Both shows are well below CW’s seasonal averages in prime time: 1.9 million viewers and a 0.7 rating in 18-49 (860,000 viewers).
But those shows have other things going for them -- both are critically acclaimed enough to get nominations -- such as at this year’s Golden Globes.
So in that regard, Pedowitz says: “It has nothing to do with numbers.”.He says you hope they “find an audience.” Others programmers might say they have “feel” for how certain shows might do -- apart from whatever obvious TV currency is out and about.
Sure. As long as someone is paying the bills. The TV eco-system of TV production is always fraught with danger: Production costs to consider, license fees from networks, and the price advertisers will pay for commercials -- just to name a few business measures.
Pedowitz isn’t alone in his thinking in an age of fractionalizing viewing. Critical success can lead to social-media buzz (sometimes), which in turn will drive young consumers back to TV (again, sometimes).
And perhaps on-air and paid off-air marketing efforts for a TV show will do its job -- especially when it comes to telling potential viewers about all that critical acclaim.
Maybe this is a trend for some -- especially with new digital TV/video platforms.

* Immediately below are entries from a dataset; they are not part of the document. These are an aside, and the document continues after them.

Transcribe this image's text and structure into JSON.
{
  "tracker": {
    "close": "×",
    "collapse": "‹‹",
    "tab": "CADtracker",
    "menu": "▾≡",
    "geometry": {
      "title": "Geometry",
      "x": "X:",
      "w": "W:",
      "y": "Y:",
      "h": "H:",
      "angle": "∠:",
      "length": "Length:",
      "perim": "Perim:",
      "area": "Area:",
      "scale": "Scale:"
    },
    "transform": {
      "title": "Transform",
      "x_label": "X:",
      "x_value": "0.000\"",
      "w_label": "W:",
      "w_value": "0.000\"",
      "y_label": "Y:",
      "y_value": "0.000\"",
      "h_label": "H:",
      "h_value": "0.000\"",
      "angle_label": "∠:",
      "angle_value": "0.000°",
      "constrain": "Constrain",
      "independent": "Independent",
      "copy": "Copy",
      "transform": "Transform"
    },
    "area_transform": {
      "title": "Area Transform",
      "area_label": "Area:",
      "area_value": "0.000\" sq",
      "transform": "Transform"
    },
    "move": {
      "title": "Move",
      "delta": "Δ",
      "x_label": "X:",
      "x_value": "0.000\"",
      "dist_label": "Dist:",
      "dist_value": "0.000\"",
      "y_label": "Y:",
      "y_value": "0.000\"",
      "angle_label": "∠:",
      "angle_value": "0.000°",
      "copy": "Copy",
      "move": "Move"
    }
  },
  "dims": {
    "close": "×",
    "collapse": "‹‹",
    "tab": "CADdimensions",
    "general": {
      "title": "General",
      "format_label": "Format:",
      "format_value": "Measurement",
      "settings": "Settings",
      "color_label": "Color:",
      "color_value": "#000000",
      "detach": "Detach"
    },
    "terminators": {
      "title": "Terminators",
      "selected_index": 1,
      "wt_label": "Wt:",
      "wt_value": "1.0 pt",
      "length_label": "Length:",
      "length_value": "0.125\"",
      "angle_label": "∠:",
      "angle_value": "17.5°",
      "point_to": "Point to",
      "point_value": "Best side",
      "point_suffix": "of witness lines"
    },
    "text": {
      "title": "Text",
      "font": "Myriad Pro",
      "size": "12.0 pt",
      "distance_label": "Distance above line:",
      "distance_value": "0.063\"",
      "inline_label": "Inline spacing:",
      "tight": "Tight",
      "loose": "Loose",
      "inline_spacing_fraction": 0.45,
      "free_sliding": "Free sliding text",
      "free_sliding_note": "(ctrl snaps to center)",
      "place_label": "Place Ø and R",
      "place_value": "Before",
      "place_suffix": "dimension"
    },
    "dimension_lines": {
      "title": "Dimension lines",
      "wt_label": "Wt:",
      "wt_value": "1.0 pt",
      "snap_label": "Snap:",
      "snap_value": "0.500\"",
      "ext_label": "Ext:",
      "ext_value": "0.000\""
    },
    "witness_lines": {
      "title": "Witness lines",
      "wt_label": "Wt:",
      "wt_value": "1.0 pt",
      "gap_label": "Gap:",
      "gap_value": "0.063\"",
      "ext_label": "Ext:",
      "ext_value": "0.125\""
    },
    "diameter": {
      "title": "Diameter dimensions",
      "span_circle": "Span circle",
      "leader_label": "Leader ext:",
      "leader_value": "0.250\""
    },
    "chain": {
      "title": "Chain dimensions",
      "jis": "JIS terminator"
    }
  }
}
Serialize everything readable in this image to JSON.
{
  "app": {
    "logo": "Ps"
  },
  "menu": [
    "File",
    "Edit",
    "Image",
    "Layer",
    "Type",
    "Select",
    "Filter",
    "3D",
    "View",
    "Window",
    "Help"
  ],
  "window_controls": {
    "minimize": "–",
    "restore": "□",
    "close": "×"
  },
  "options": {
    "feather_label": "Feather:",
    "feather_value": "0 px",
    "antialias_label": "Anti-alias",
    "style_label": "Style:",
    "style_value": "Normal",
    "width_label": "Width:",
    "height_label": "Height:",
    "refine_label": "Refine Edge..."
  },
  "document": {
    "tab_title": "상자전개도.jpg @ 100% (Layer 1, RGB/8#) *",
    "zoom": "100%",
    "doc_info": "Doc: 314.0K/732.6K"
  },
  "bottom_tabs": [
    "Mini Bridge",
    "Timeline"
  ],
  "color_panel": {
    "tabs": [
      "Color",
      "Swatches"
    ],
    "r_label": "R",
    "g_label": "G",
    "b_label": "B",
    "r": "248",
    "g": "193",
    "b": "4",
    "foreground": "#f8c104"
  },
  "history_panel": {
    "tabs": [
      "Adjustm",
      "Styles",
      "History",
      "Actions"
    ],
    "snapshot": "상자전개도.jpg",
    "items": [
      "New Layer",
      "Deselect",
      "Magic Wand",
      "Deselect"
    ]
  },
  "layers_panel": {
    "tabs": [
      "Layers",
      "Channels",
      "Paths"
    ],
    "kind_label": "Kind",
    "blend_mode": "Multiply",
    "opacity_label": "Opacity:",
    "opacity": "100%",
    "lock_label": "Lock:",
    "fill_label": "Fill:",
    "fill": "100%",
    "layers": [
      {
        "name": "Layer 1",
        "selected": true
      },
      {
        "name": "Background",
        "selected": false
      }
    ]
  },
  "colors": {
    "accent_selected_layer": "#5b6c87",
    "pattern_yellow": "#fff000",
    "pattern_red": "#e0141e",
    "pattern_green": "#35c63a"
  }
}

Netflix has also counted snagging big awards for its shows. It did so on Sunday high for “The Crown,” winning the Golden Globes Best Drama award — and hopefully pulled in new consumers into its subscription model for the long term. For years, premium cable channels HBO, Showtime and Starz -- to name a few -- have done the same.
Back to ad-supported TV: Some expectations of high critical marks can fly in the face of now data-driven hunger TV marketers -- those who no longer make deals in buying programs, rather in buying audiences -- and not just determining all this from Nielsen data.
We are left with nebulous program factors -- or perhaps some keen mysterious metrics -- that TV networks haven’t shared with business press.
"Data" to some. Maybe it's "instinct" to others.